2) Worship (signing) is a natural response to God’s provision.
3) Worship is not a spectator sport.
4) Worship (and the music that accompanies it) is to be 100% God centered.
5) Musical style is not the defining element of authentic worship. The same style of music can be used in both the true, spiritual worship of God, and idolatrous abandon. It is the Object of worship and the disposition of the heart that makes God music.
6) Worship can include singing about the very thing God has provided.
7) Worship (singing) can be an encouragement to God’s people along with being a song to God himself.
8) God himself wrote a song, and commanded Israel to learn it.
I suppose the next place to look is at the song of Deborah and Barak found in Judges 5. The period of the Judges, as you recall, was a time in which the people of God were all doing their own thing- whatever seemed right in their own eyes. However, there were times of great deliverance and revival. Singing/music continued to be a part of the worship experience.

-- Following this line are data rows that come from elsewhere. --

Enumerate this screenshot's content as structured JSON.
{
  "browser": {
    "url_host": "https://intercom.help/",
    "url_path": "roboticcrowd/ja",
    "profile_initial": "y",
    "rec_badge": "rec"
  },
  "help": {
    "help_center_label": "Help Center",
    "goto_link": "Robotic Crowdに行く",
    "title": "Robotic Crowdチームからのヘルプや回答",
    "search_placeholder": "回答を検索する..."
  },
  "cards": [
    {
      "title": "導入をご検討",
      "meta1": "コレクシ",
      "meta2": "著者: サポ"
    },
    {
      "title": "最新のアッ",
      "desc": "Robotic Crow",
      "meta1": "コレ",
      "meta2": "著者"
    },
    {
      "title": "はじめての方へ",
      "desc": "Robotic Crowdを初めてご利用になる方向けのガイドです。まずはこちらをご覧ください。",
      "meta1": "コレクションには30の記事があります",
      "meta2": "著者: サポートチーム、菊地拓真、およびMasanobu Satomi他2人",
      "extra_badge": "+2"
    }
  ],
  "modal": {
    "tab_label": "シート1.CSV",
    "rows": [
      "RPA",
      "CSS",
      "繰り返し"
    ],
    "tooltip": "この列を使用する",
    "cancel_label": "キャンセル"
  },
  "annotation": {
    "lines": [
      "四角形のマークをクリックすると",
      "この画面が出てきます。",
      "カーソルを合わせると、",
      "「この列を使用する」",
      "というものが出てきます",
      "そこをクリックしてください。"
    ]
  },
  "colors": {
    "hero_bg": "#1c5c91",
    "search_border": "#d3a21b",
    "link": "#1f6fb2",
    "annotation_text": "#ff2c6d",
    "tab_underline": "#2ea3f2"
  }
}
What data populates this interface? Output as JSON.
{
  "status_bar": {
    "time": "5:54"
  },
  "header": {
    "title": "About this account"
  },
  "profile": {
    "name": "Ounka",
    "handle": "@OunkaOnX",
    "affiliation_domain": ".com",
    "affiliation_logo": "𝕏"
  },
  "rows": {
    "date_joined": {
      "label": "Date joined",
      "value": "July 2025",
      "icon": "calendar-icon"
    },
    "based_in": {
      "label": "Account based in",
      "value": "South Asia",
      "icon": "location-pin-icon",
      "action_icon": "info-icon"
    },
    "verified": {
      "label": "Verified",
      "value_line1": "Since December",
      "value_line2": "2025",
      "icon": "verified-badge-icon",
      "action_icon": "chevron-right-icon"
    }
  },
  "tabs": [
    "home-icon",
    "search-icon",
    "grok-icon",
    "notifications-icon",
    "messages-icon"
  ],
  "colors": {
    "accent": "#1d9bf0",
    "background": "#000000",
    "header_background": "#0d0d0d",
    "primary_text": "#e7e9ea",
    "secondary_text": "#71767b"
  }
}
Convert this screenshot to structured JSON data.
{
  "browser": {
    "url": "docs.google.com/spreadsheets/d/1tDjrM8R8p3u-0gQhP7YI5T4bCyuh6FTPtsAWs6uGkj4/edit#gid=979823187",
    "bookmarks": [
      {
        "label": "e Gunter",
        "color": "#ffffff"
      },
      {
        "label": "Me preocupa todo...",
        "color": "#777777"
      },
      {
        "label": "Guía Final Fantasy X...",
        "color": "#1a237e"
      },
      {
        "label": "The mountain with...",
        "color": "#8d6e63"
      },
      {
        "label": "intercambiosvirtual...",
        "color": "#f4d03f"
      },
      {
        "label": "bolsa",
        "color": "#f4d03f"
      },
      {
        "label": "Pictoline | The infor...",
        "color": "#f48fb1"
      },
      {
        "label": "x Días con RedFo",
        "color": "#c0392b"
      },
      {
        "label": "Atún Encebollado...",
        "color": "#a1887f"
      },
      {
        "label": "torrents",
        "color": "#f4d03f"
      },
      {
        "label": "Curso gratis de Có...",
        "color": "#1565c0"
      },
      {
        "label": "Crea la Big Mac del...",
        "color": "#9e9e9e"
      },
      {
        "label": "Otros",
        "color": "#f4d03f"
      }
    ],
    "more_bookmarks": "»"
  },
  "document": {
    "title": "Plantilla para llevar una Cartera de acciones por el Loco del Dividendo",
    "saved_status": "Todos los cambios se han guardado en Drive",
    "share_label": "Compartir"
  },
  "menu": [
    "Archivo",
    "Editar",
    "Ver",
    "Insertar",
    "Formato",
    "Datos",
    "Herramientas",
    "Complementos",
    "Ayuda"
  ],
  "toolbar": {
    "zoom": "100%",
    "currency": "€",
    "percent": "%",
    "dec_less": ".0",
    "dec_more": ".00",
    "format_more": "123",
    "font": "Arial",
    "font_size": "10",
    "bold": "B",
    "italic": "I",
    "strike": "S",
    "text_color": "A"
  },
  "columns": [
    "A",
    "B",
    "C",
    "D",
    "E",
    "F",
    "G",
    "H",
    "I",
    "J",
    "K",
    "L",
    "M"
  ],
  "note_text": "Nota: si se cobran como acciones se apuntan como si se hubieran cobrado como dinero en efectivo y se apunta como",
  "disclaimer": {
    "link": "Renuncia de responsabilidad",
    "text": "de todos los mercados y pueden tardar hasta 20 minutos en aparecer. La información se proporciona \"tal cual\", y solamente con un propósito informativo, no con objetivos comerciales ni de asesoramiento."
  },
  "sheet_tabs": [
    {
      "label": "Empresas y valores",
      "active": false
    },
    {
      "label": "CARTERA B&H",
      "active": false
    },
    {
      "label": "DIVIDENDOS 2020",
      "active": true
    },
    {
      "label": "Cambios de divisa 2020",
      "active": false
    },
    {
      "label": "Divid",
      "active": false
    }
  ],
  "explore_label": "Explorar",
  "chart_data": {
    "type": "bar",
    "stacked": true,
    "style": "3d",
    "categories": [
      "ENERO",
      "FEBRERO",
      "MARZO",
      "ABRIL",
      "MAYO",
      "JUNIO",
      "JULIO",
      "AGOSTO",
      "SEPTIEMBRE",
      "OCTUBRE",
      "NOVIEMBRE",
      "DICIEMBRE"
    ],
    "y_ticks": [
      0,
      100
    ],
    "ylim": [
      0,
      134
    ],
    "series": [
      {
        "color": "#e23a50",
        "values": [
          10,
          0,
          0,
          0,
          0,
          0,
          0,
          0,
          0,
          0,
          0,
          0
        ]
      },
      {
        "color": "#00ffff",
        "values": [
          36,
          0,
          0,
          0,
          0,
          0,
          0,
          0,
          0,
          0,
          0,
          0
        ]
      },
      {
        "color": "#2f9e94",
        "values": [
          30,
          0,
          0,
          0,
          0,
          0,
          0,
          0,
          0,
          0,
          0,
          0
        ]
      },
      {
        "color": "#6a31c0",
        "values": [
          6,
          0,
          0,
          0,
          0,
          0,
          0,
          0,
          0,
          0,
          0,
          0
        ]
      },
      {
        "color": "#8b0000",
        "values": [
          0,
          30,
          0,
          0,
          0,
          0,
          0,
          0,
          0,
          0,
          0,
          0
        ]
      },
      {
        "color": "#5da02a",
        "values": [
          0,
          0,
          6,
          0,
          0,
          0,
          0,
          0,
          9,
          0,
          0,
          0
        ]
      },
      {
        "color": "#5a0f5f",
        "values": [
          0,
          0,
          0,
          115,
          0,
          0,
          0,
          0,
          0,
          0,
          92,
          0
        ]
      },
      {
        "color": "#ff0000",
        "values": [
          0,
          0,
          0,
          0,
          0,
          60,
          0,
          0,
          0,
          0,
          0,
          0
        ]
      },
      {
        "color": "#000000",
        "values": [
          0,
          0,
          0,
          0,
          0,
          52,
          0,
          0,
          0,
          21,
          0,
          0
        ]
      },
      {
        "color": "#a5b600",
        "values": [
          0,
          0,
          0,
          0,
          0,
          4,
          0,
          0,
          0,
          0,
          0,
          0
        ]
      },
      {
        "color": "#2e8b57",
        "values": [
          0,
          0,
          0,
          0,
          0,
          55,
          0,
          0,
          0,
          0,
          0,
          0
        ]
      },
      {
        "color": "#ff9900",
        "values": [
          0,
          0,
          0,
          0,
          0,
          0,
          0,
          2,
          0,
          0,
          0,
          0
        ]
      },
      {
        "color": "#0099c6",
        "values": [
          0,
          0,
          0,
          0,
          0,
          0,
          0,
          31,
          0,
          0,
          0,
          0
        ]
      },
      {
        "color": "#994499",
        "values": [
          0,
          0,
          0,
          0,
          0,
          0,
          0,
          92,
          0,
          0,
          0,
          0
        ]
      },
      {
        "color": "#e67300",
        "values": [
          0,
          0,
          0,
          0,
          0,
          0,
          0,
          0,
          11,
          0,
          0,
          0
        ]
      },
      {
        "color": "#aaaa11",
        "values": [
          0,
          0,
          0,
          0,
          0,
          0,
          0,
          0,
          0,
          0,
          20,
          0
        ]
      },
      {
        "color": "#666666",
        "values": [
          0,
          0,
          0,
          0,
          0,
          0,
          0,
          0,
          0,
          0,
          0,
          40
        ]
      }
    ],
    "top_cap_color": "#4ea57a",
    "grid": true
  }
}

In Judges 4, God had wrought a great deliverance through Deborah and Barak (as well as Jael, the wife of Heber the Kenite). Then, in Judges 5:1, the Bible says, “On that day Deborah and Barak son of Abinoam sang this song…” Here is an overt mention of what we would call today a “duet.” All of the other passages we have studied have more or less shown that worship was corporate, involving everyone, or at least the majority of the people. Now, we find Deborah and Barak apparently singing while the others listened.
“Listen, you kings!
Pay attention, you mighty rulers!
For I will sing to the Lord. I will make music (ESV says, “I will make melody…”) to the Lord, the God of Israel.” (Judges 5:3 NLT)
We find that Deborah and Barak sang a song of praise to God, employing music that would have obviously been indigenous to their culture. The song they sang was about the way God had saved them, the people through whom he had worked, and even contains what may be taken as rebuke to those who had not participated in the battle. In this song, the people were also encouraged to tell of the things God had done.
Obviously there is much that could be gleaned from this passage of scripture, but what can we learn from this incident that speaks directly to the subject at hand? How about the following:
1) Singing/Music, in the context of God’s people, may sometimes involve instances where some sing and others listen.
2) In such cases, the song is still 100% God centered.
3) God Music can include mention of the people he uses to accomplish his mighty deeds.
4) There can be elements of rebuke in God Music.